Les personnes bénéficiant de l’intervention majorée (BIM) ne devront payer qu’un euro. Le remboursement, dont la mise en oeuvre est prévue à partir du 12 avril, sera toutefois limité à deux fois par semaine par membre du ménage, a ajouté le ministre Frank Vandebroucke. Pour les autres, il faudra débourser entre 5 et 10 euros, le prix final n’étant pas encore connu, a signalé Mme Schirvel, précisant que cela « dépendra de différents facteurs ».

Pour l’instant, un seul distributeur a reçu l’approbation de l’Agence fédérale des médicaments et produits de santé (AFMPS) pour les autotests, dont plusieurs millions d’unités sont attendues cette semaine afin d’être distribuées dans les pharmacies, a indiqué Mme Schirvel. Plusieurs dossiers sont à l’étude auprès de l’AFMPS « et nous espérons que la liste des autotests va s’allonger ». Le processus sera évalué après quatre semaines.

Mme Schirvel et le ministre Vandenbroucke ont insisté sur le fait que les autotests étaient réalisés, pour le moment, « par courtoisie », pour diminuer les risques de contagion. Ils ne donneront droit à aucune liberté individuelle ou autorisation supplémentaire, au vu de la situation épidémiologique, qualifiée de « sérieuse » par le ministre de la Santé.

Si l’autotest – réalisé par un frottis nasal moins profond que lorsque ce test antigène est effectué par un professionnel de la santé – s’avère positif, ce résultat devra toujours être confirmé par un test PCR. S’il est négatif, une confirmation ne sera pas nécessaire. Les autotests affichent une fiabilité moindre que les PCR mais sont utiles pour mettre en évidence les personnes hautement infectieuses, les « superpropagateurs », a expliqué Mme Schirvel.

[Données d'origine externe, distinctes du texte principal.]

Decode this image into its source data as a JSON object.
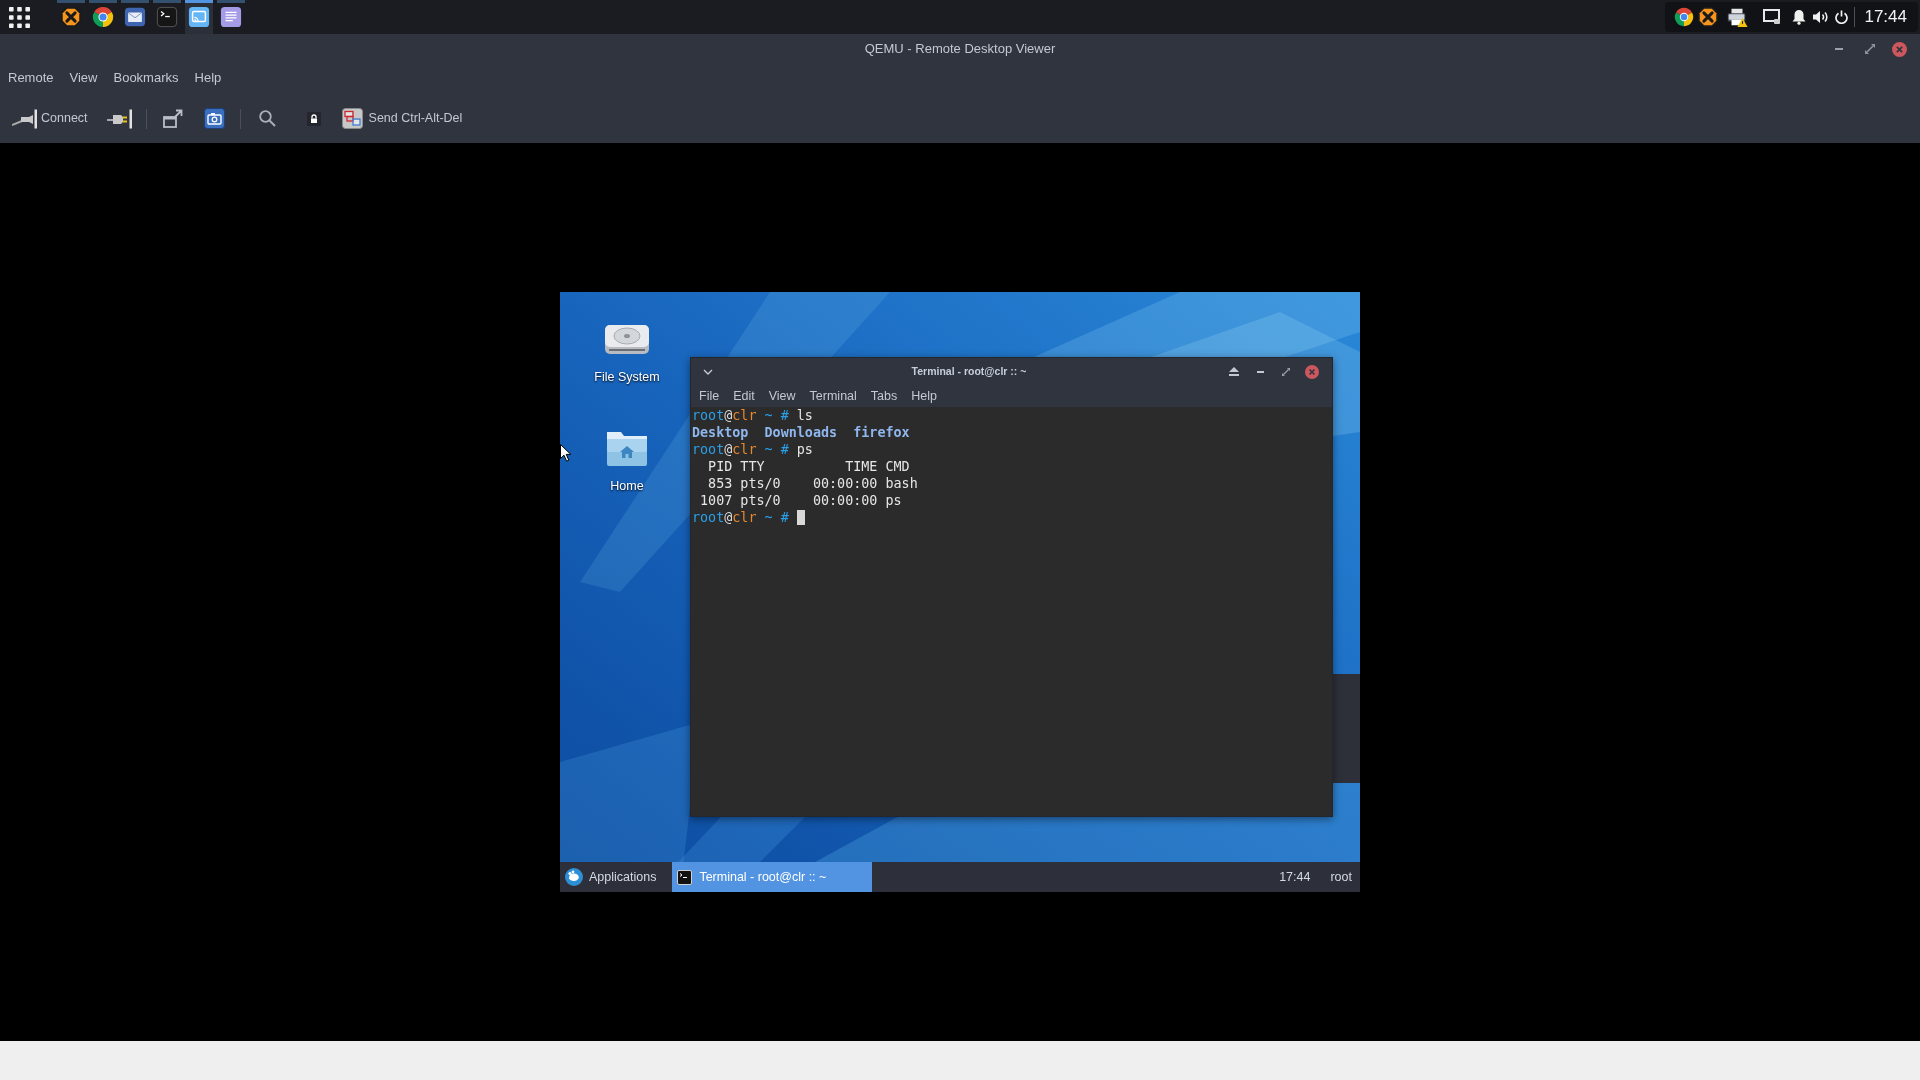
{
  "top_panel": {
    "apps": [
      {
        "kind": "xsplit",
        "running": true,
        "selected": false
      },
      {
        "kind": "chrome",
        "running": true,
        "selected": false
      },
      {
        "kind": "mail",
        "running": true,
        "selected": false
      },
      {
        "kind": "terminal",
        "running": true,
        "selected": false
      },
      {
        "kind": "remote-viewer",
        "running": true,
        "selected": true
      },
      {
        "kind": "notes",
        "running": true,
        "selected": false
      }
    ],
    "tray": [
      {
        "kind": "chrome"
      },
      {
        "kind": "xsplit"
      },
      {
        "kind": "printer-warning"
      },
      {
        "kind": "display"
      },
      {
        "kind": "notifications"
      },
      {
        "kind": "volume"
      },
      {
        "kind": "power"
      }
    ],
    "clock": "17:44"
  },
  "window": {
    "title": "QEMU - Remote Desktop Viewer"
  },
  "menu": [
    "Remote",
    "View",
    "Bookmarks",
    "Help"
  ],
  "toolbar": [
    {
      "kind": "connect",
      "label": "Connect"
    },
    {
      "kind": "disconnect"
    },
    {
      "kind": "separator"
    },
    {
      "kind": "fullscreen"
    },
    {
      "kind": "screenshot"
    },
    {
      "kind": "separator"
    },
    {
      "kind": "zoom"
    },
    {
      "kind": "lock"
    },
    {
      "kind": "send-keys",
      "label": "Send Ctrl-Alt-Del"
    }
  ],
  "remote_screen": {
    "desktop_icons": [
      {
        "kind": "drive",
        "label": "File System"
      },
      {
        "kind": "home-folder",
        "label": "Home"
      }
    ],
    "terminal": {
      "title": "Terminal - root@clr :: ~",
      "menu": [
        "File",
        "Edit",
        "View",
        "Terminal",
        "Tabs",
        "Help"
      ],
      "lines": [
        {
          "kind": "prompt",
          "user": "root",
          "at": "@",
          "host": "clr",
          "path": "~",
          "symbol": "#",
          "command": "ls"
        },
        {
          "kind": "listing",
          "entries": [
            "Desktop",
            "Downloads",
            "firefox"
          ]
        },
        {
          "kind": "prompt",
          "user": "root",
          "at": "@",
          "host": "clr",
          "path": "~",
          "symbol": "#",
          "command": "ps"
        },
        {
          "kind": "output",
          "text": "  PID TTY          TIME CMD"
        },
        {
          "kind": "output",
          "text": "  853 pts/0    00:00:00 bash"
        },
        {
          "kind": "output",
          "text": " 1007 pts/0    00:00:00 ps"
        },
        {
          "kind": "prompt",
          "user": "root",
          "at": "@",
          "host": "clr",
          "path": "~",
          "symbol": "#",
          "cursor": true
        }
      ]
    },
    "taskbar": {
      "applications_label": "Applications",
      "tasks": [
        {
          "label": "Terminal - root@clr :: ~",
          "selected": true
        }
      ],
      "clock": "17:44",
      "user": "root"
    }
  }
}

Les autotests ne pourront être réalisés par les enfants de moins de 12 ans, ce sont leurs parents qui devront effectuer le prélèvement et en analyser le résultat. Herman Goossens, président de la taskforce testing, a aussi signalé que la température de conservation de ces autotests pouvait influencer leur fiabilité. Le mieux est de les garder dans une armoire, à une température comprise entre 15 et 25ºC.

Par ailleurs, depuis la semaine dernière, les entreprises peuvent demander gratuitement au fédéral des tests antigéniques rapides pour tester, de manière préventive, leur personnel qui ne peut télétravailler. Ce dépistage doit être réalisé de manière répétée. En une semaine, 50.000 tests ont déjà été demandés, « ce qui est encourageant », a commenté Mme Schirvel. À terme, 150.000 tests par semaine pourront être fournis.

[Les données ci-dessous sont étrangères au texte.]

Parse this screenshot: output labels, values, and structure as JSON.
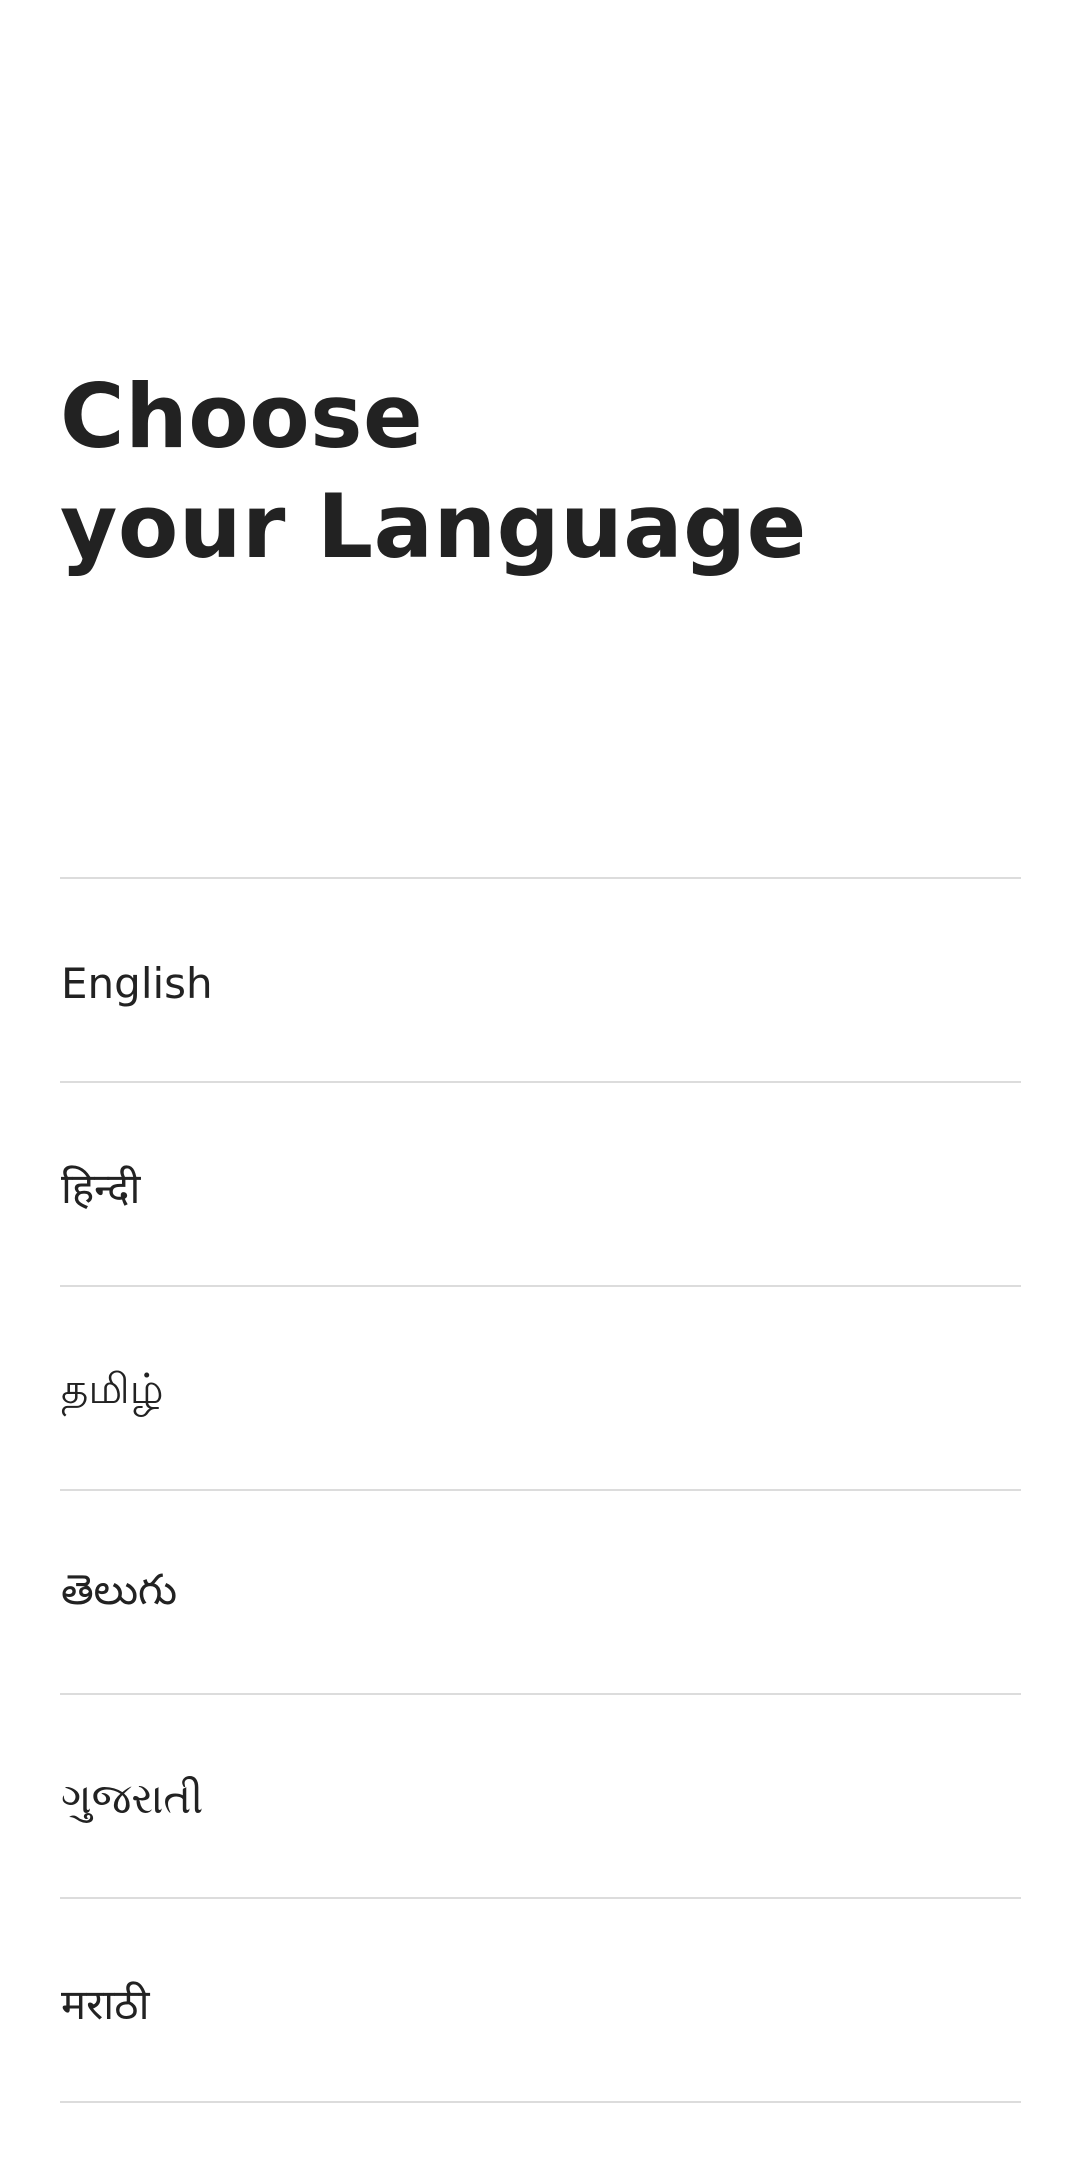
{
  "header": {
    "title_line1": "Choose",
    "title_line2": "your Language"
  },
  "languages": [
    {
      "label": "English"
    },
    {
      "label": "हिन्दी"
    },
    {
      "label": "தமிழ்"
    },
    {
      "label": "తెలుగు"
    },
    {
      "label": "ગુજરાતી"
    },
    {
      "label": "मराठी"
    }
  ],
  "colors": {
    "text": "#222222",
    "divider": "#dcdcdc",
    "background": "#ffffff"
  }
}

Ces tests rapides, encadrés pour les entreprises par la médecine du travail, peuvent être réalisés par un médecin ou un membre du personnel infirmier ou encore, après une formation, par tout professionnel de la santé. À nouveau, le résultat est obtenu dans le quart d’heure et ne doit pas être envoyé au laboratoire pour analyse.

Le gouvernement fédéral met à disposition gratuitement ces tests antigènes rapides jusqu’au 1er mai. Le but est de « donner une impulsion » à un dépistage préventif répété dans les entreprises, a souligné la commissaire adjointe du gouvernement. Le fédéral dispose de 570.000 tests antigènes rapides et a lancé des commandes européennes pour plus de 500.000 unités supplémentaires, a ajouté le ministre.

La première ligne de défense contre l’épidémie de coronavirus reste cependant les tests PCR, ont insisté le ministre Vandenbroucke et la commissaire adjointe du gouvernement, Mme Schirvel. Il s’agit du type de dépistage présentant la plus haute fiabilité. En cas de symptômes du coronavirus ou d’un contact à risque, il est indispensable de se faire tester, dans un centre de dépistage ou auprès de son médecin généraliste. En outre, ces tests PCR détectent les variants du virus, au contraire des autotests.

Concernant les tests salivaires, ils doivent, pour l’instant, toujours être analysés en laboratoire, comme les tests PCR, ont expliqué les intervenants. Leur fiabilité ne permet pas (encore) un résultat rapide. Le ministre de la Santé a par ailleurs annoncé que les projets-pilotes de tests salivaires dans l’enseignement seraient évalués dans les prochains jours.